Structurally, the novel is designed to mirror Shakespearian tragedy, being divided into five parts, or acts, dedicated to the Shakespearian critic Michael Goldman (and to his wife Eleanor Bergstein, a Hollywood film-writer and producer), and framed throughout by epigraphs on acting from Stanislavsky and others. Oates asks what it means to be an actress in the contexts of Hollywood and The Studio. For Norma Jean Baker, she suggests, Stardom, the construction of the platinum blonde Marilyn, was a form of ‘animal manufacture, like breeding’. At the same time, Monroe’s private mythology, the family romance of an abused and abandoned child, took on the falsity of film. Oates’s Norma Jean imagines herself as the foundling whose great-grandmother might have been Mary Baker Eddy, whose godmother was Norma Shearer, whose father might be Valentino.
Oates also frames her narrative as an epic fairy tale, the story of the Fair Princess and the Dark Prince. ‘In every decade,’ she writes, ‘ there must be a Fair Princess exalted above the rest and the role demanded not just extraordinary physical gifts but an accompanying genius.’ In a recent essay on the fairy tale, Oates has pointed out that even the Princess pays a heavy price for her celebrity: ‘to be a heroine in even a limited sense requires extreme youth and extreme physical beauty; it would not be sufficient to be merely beautiful, one must be “the greatest beauty in the kingdom”, and thus vulnerable to “the homicidal envy of older women”, and the rivalry of younger ones.’

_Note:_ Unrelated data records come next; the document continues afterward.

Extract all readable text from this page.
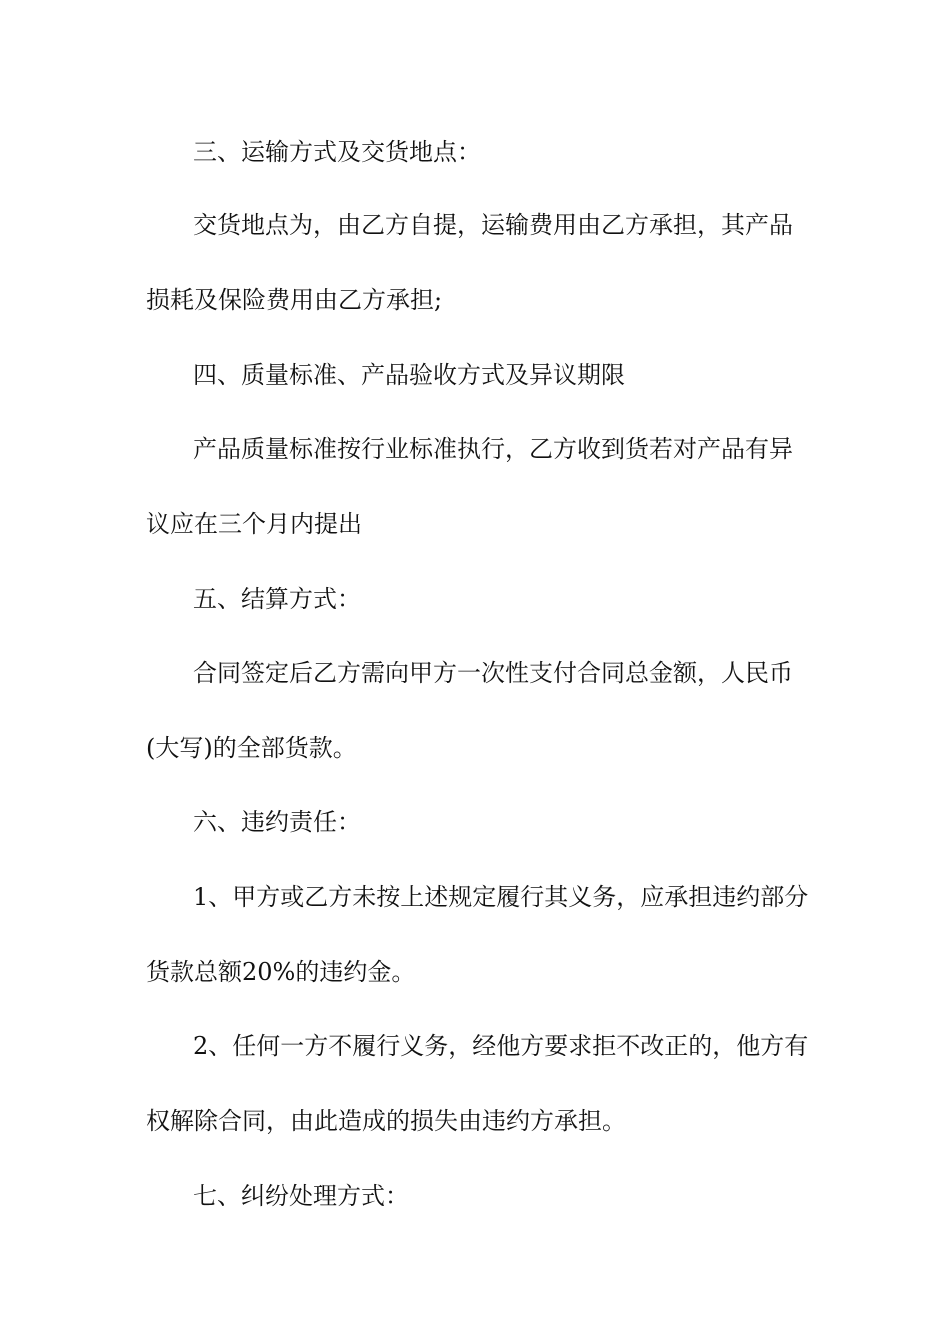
三、运输方式及交货地点：

交货地点为，由乙方自提，运输费用由乙方承担，其产品

损耗及保险费用由乙方承担;

四、质量标准、产品验收方式及异议期限

产品质量标准按行业标准执行，乙方收到货若对产品有异

议应在三个月内提出

五、结算方式：

合同签定后乙方需向甲方一次性支付合同总金额，人民币

(大写)的全部货款。

六、违约责任：

1、甲方或乙方未按上述规定履行其义务，应承担违约部分

货款总额20%的违约金。

2、任何一方不履行义务，经他方要求拒不改正的，他方有

权解除合同，由此造成的损失由违约方承担。

七、纠纷处理方式：
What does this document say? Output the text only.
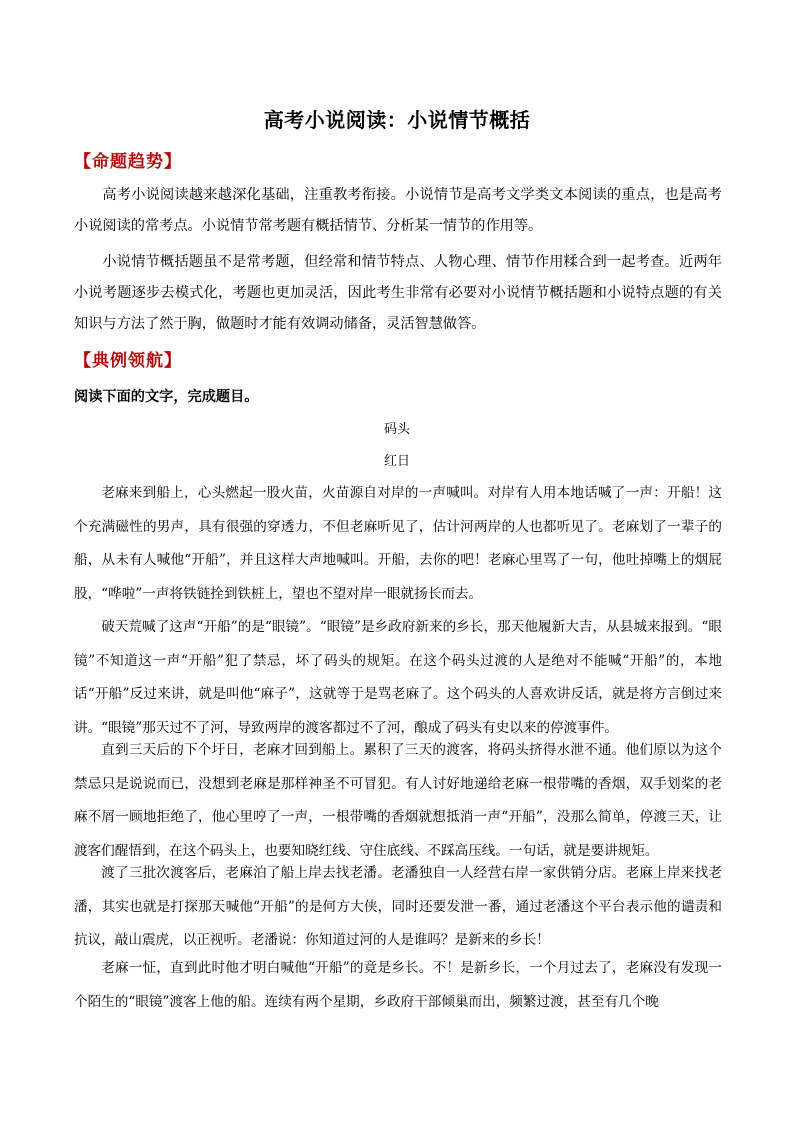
高考小说阅读：小说情节概括
【命题趋势】

高考小说阅读越来越深化基础，注重教考衔接。小说情节是高考文学类文本阅读的重点，也是高考小说阅读的常考点。小说情节常考题有概括情节、分析某一情节的作用等。

小说情节概括题虽不是常考题，但经常和情节特点、人物心理、情节作用糅合到一起考查。近两年小说考题逐步去模式化，考题也更加灵活，因此考生非常有必要对小说情节概括题和小说特点题的有关知识与方法了然于胸，做题时才能有效调动储备，灵活智慧做答。

【典例领航】
阅读下面的文字，完成题目。
码头
红日

老麻来到船上，心头燃起一股火苗，火苗源自对岸的一声喊叫。对岸有人用本地话喊了一声：开船！这个充满磁性的男声，具有很强的穿透力，不但老麻听见了，估计河两岸的人也都听见了。老麻划了一辈子的船，从未有人喊他“开船”，并且这样大声地喊叫。开船，去你的吧！老麻心里骂了一句，他吐掉嘴上的烟屁股，“哗啦”一声将铁链拴到铁桩上，望也不望对岸一眼就扬长而去。

破天荒喊了这声“开船”的是“眼镜”。“眼镜”是乡政府新来的乡长，那天他履新大吉，从县城来报到。“眼镜”不知道这一声“开船”犯了禁忌，坏了码头的规矩。在这个码头过渡的人是绝对不能喊“开船”的，本地话“开船”反过来讲，就是叫他“麻子”，这就等于是骂老麻了。这个码头的人喜欢讲反话，就是将方言倒过来讲。“眼镜”那天过不了河，导致两岸的渡客都过不了河，酿成了码头有史以来的停渡事件。

直到三天后的下个圩日，老麻才回到船上。累积了三天的渡客，将码头挤得水泄不通。他们原以为这个禁忌只是说说而已，没想到老麻是那样神圣不可冒犯。有人讨好地递给老麻一根带嘴的香烟，双手划桨的老麻不屑一顾地拒绝了，他心里哼了一声，一根带嘴的香烟就想抵消一声“开船”，没那么简单，停渡三天，让渡客们醒悟到，在这个码头上，也要知晓红线、守住底线、不踩高压线。一句话，就是要讲规矩。

渡了三批次渡客后，老麻泊了船上岸去找老潘。老潘独自一人经营右岸一家供销分店。老麻上岸来找老潘，其实也就是打探那天喊他“开船”的是何方大侠，同时还要发泄一番，通过老潘这个平台表示他的谴责和抗议，敲山震虎，以正视听。老潘说：你知道过河的人是谁吗？是新来的乡长！

老麻一怔，直到此时他才明白喊他“开船”的竟是乡长。不！是新乡长，一个月过去了，老麻没有发现一个陌生的“眼镜”渡客上他的船。连续有两个星期，乡政府干部倾巢而出，频繁过渡，甚至有几个晚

Thus the Princess is also the Doomed Maiden, and, like DeLillo in Underworld or Libra, Oates sees Monroe as the victim of a massive, murderous conspiracy, but here a male conspiracy to exploit and destroy female innocence. So the Blonde’s lush sexuality carries within it elements of decay, and provokes an allegedly male disgust with what is soiled, sour, rancid, bloody, or scarred. At the same time, Oates’s intellectual seriousness and tragic sensibility are combined with a strong sensuality, and with a lyric sense of the beauty of male as well as female bodies lifted to iconic significance by the screen. ‘B’, the young Brando, for example, has ‘a beautifully sculpted male body with distinct chest muscles, perfectly shaped male breasts and nipples like miniature grapes’. As the Dark Prince of legend, he too pays for fame.
In the Melvillian American tradition she admires, Oates believes that a mighty book requires a mighty theme. Here she has found that theme, and, despite the radical simplification of art, has produced a mighty – and a mesmerizing – book.